Thai students were more sensitive to the manipulation of the diagnosticity of the essays, whilst the Belgian participants showed no sensitivity at all. Both ethnic groups displayed symptoms of the dispositional rebound when judging a diagnostic forced essay, however, Belgian participants were the only ones to display the dispositional rebound when judging a non-diagnostic essay. Subsequently, participants were asked to judge a series of pictorially represented behaviours. Both Belgian and Thai participants displayed the dispositional rebound when the situational information was hidden.
However, Thai participants no longer displayed the dispositional rebound when the situational information was made salient (also discovered by Choir & Nisbett in their 1998 study and Miyanoto & Kitayama in their 2002 study). A further explanation of the dispositional rebound could be that it is the ironic consequence of suppression and correction of an initial dispositional judgment as a result of cognitive fatigue due to the fact that the judgment of a constrained target demands a larger amount of cognitive effort which due to the reduction of cognitive resources, leaves some observers to rely on less demanding abstract language.
Furthermore, several other studies which have directly focused on the universality of the correspondence bias (Choi & Nisbett, 1998; Kashima, Siegal, Tanaka, & Kashima, 1992; Krull et al. , 1999; Van Boven, Kamada, & Gilovich, 1999) have shown that people from interdependent cultures aren’t immune to erroneous attributions .
In these studies, both East Asians and Americans were given the task of judging a constrained target in the context of the attitude attribution paradigm (this requires participants to read an essay which either favours or opposes a particular issue under the conditions that participants are told whether or not the writer had a choice in selecting the viewpoint which the essay reflects), the perceiver induced constraint paradigm (this requires participants to ask a target to read out a pre-written attitudinal statement, then comply observe the target and then try to figure out the target’s true attitude) and the quiz paradigm.
The results showed that regardless of culture, all participants displayed correspondence bias.
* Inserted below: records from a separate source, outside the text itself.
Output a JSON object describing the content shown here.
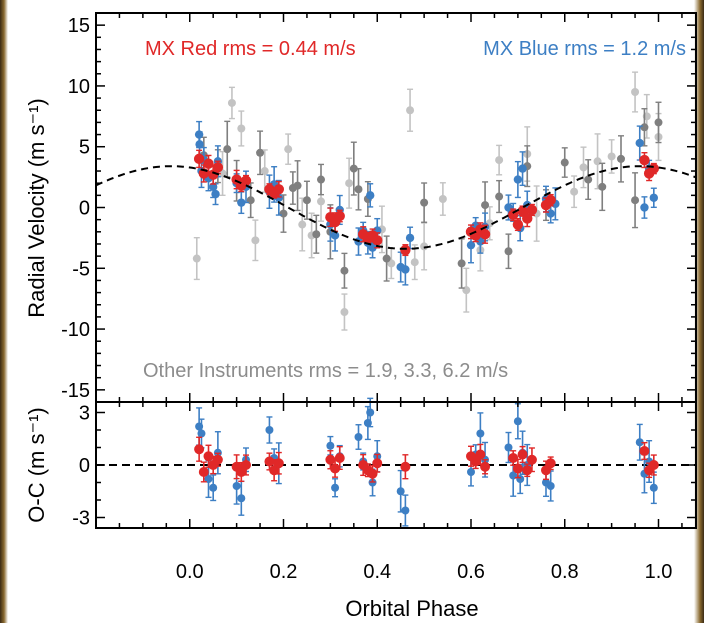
{
  "chart_data": [
    {
      "type": "scatter",
      "panel": "top",
      "title": "",
      "xlabel": "",
      "ylabel": "Radial Velocity (m s⁻¹)",
      "xlim": [
        -0.2,
        1.08
      ],
      "ylim": [
        -16,
        16
      ],
      "yticks": [
        15,
        10,
        5,
        0,
        -5,
        -10,
        -15
      ],
      "grid": false,
      "annotations": [
        {
          "text": "MX Red rms = 0.44 m/s",
          "color": "#e02828"
        },
        {
          "text": "MX Blue rms = 1.2 m/s",
          "color": "#3d7fc4"
        },
        {
          "text": "Other Instruments rms = 1.9, 3.3, 6.2 m/s",
          "color": "#8c8c8c"
        }
      ],
      "model": {
        "name": "",
        "style": "dashed",
        "color": "#000000",
        "amplitude": 3.4,
        "phase_of_max": 0.96
      },
      "series": [
        {
          "name": "MX Red",
          "color": "#e02828",
          "x": [
            0.02,
            0.03,
            0.04,
            0.05,
            0.06,
            0.1,
            0.11,
            0.12,
            0.17,
            0.18,
            0.19,
            0.3,
            0.31,
            0.32,
            0.37,
            0.38,
            0.39,
            0.4,
            0.46,
            0.6,
            0.61,
            0.62,
            0.63,
            0.69,
            0.7,
            0.71,
            0.72,
            0.73,
            0.76,
            0.77,
            0.97,
            0.98,
            0.99
          ],
          "y": [
            4.0,
            2.8,
            3.6,
            2.7,
            3.3,
            2.3,
            1.8,
            2.2,
            1.5,
            1.2,
            1.5,
            -0.8,
            -1.2,
            -0.7,
            -2.2,
            -2.5,
            -2.3,
            -2.7,
            -3.5,
            -2.0,
            -2.3,
            -1.8,
            -2.2,
            -0.6,
            -1.4,
            -0.3,
            -0.9,
            -0.2,
            0.2,
            0.6,
            3.9,
            2.8,
            3.2
          ]
        },
        {
          "name": "MX Blue",
          "color": "#3d7fc4",
          "x": [
            0.02,
            0.021,
            0.025,
            0.03,
            0.04,
            0.05,
            0.055,
            0.06,
            0.1,
            0.11,
            0.12,
            0.17,
            0.18,
            0.19,
            0.3,
            0.31,
            0.32,
            0.36,
            0.37,
            0.38,
            0.385,
            0.39,
            0.4,
            0.45,
            0.46,
            0.47,
            0.6,
            0.61,
            0.62,
            0.63,
            0.68,
            0.69,
            0.7,
            0.705,
            0.71,
            0.72,
            0.76,
            0.77,
            0.78,
            0.96,
            0.97,
            0.98,
            0.99
          ],
          "y": [
            6.0,
            5.2,
            3.0,
            3.9,
            2.4,
            1.7,
            1.1,
            3.8,
            2.0,
            0.4,
            1.7,
            1.3,
            1.9,
            0.8,
            -1.4,
            -2.3,
            -0.2,
            -2.8,
            -1.9,
            -2.9,
            1.0,
            -3.3,
            -1.9,
            -4.9,
            -5.1,
            -2.5,
            -3.1,
            -1.5,
            -2.8,
            -1.6,
            0.0,
            -0.4,
            2.3,
            -1.7,
            3.2,
            0.2,
            0.7,
            -0.5,
            0.3,
            5.3,
            0.0,
            3.2,
            0.8
          ]
        },
        {
          "name": "Other (dark gray)",
          "color": "#7f7f7f",
          "x": [
            0.03,
            0.06,
            0.08,
            0.1,
            0.13,
            0.15,
            0.2,
            0.22,
            0.23,
            0.25,
            0.27,
            0.28,
            0.3,
            0.33,
            0.35,
            0.36,
            0.38,
            0.42,
            0.5,
            0.58,
            0.63,
            0.66,
            0.68,
            0.72,
            0.76,
            0.8,
            0.85,
            0.88,
            0.92,
            0.95,
            0.97,
            1.0
          ],
          "y": [
            4.3,
            3.4,
            4.8,
            2.2,
            0.6,
            4.5,
            -0.5,
            1.6,
            1.8,
            0.6,
            -2.2,
            2.3,
            -2.0,
            -5.2,
            3.2,
            1.5,
            0.7,
            -4.2,
            0.4,
            -4.6,
            0.2,
            0.9,
            -3.6,
            3.4,
            0.2,
            3.7,
            2.3,
            1.7,
            4.0,
            0.6,
            6.6,
            7.0
          ]
        },
        {
          "name": "Other (light gray)",
          "color": "#c3c3c3",
          "x": [
            0.015,
            0.07,
            0.09,
            0.11,
            0.14,
            0.16,
            0.21,
            0.24,
            0.26,
            0.28,
            0.33,
            0.34,
            0.41,
            0.43,
            0.47,
            0.48,
            0.5,
            0.54,
            0.59,
            0.62,
            0.64,
            0.66,
            0.72,
            0.74,
            0.82,
            0.84,
            0.87,
            0.9,
            0.95,
            0.975,
            1.0
          ],
          "y": [
            -4.2,
            2.8,
            8.6,
            6.5,
            -2.7,
            3.0,
            4.8,
            -1.4,
            -2.3,
            0.5,
            -8.6,
            2.0,
            -1.8,
            -4.6,
            8.0,
            -4.5,
            -3.2,
            0.7,
            -6.8,
            -3.5,
            -1.3,
            3.9,
            4.4,
            -0.5,
            1.3,
            3.3,
            3.8,
            4.2,
            9.5,
            7.5,
            5.8
          ]
        }
      ]
    },
    {
      "type": "scatter",
      "panel": "bottom",
      "title": "",
      "xlabel": "Orbital Phase",
      "ylabel": "O-C (m s⁻¹)",
      "xlim": [
        -0.2,
        1.08
      ],
      "ylim": [
        -3.6,
        3.6
      ],
      "xticks": [
        0.0,
        0.2,
        0.4,
        0.6,
        0.8,
        1.0
      ],
      "xtick_labels": [
        "0.0",
        "0.2",
        "0.4",
        "0.6",
        "0.8",
        "1.0"
      ],
      "yticks": [
        3,
        0,
        -3
      ],
      "zero_line": "dashed",
      "series": [
        {
          "name": "MX Blue",
          "color": "#3d7fc4",
          "x": [
            0.02,
            0.025,
            0.04,
            0.05,
            0.06,
            0.1,
            0.11,
            0.12,
            0.17,
            0.18,
            0.19,
            0.3,
            0.31,
            0.32,
            0.36,
            0.37,
            0.38,
            0.385,
            0.39,
            0.4,
            0.45,
            0.46,
            0.6,
            0.61,
            0.62,
            0.63,
            0.68,
            0.69,
            0.7,
            0.705,
            0.71,
            0.72,
            0.76,
            0.77,
            0.96,
            0.97,
            0.98,
            0.99
          ],
          "y": [
            2.2,
            1.8,
            -0.8,
            -1.3,
            0.7,
            -1.2,
            -1.9,
            0.3,
            2.0,
            0.4,
            0.1,
            1.1,
            -1.3,
            0.5,
            1.6,
            0.2,
            2.4,
            3.0,
            -1.0,
            0.5,
            -1.5,
            -2.6,
            -0.4,
            0.6,
            1.8,
            0.3,
            1.0,
            -0.6,
            2.5,
            -0.8,
            0.7,
            0.0,
            -1.0,
            -1.2,
            1.3,
            -0.5,
            0.2,
            -1.3
          ]
        },
        {
          "name": "MX Red",
          "color": "#e02828",
          "x": [
            0.02,
            0.03,
            0.04,
            0.05,
            0.06,
            0.1,
            0.11,
            0.12,
            0.17,
            0.18,
            0.19,
            0.3,
            0.31,
            0.32,
            0.37,
            0.38,
            0.39,
            0.4,
            0.46,
            0.6,
            0.61,
            0.62,
            0.63,
            0.69,
            0.7,
            0.71,
            0.72,
            0.73,
            0.76,
            0.77,
            0.97,
            0.98,
            0.99
          ],
          "y": [
            0.9,
            -0.4,
            0.5,
            0.0,
            0.3,
            -0.1,
            -0.4,
            0.0,
            0.2,
            -0.3,
            0.1,
            0.3,
            -0.2,
            0.4,
            0.0,
            -0.3,
            -0.5,
            0.1,
            -0.1,
            0.5,
            0.2,
            0.6,
            -0.1,
            0.4,
            -0.2,
            0.6,
            -0.3,
            0.3,
            -0.3,
            0.1,
            0.8,
            -0.3,
            0.0
          ]
        }
      ]
    }
  ]
}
These findings may suggest that culture may not determine whether an observer is prone to erroneous attributions. In conclusion, it seems that the most erroneous method in our ways of making social judgments is our tendency to rely excessively on dispositional information when doing so and ironically suppressing our dispositional inferences which instinct seems to enforce the occurrence of, seems to cause a rebound effect in subsequent social judgments.
But, it also seems that being raised in a society where it is the norm to be dependent on one another, tends to make one naturally more sensitive to informational information when it is there to be sensed and therefore more able to make accurate inferences about behaviour and mental states.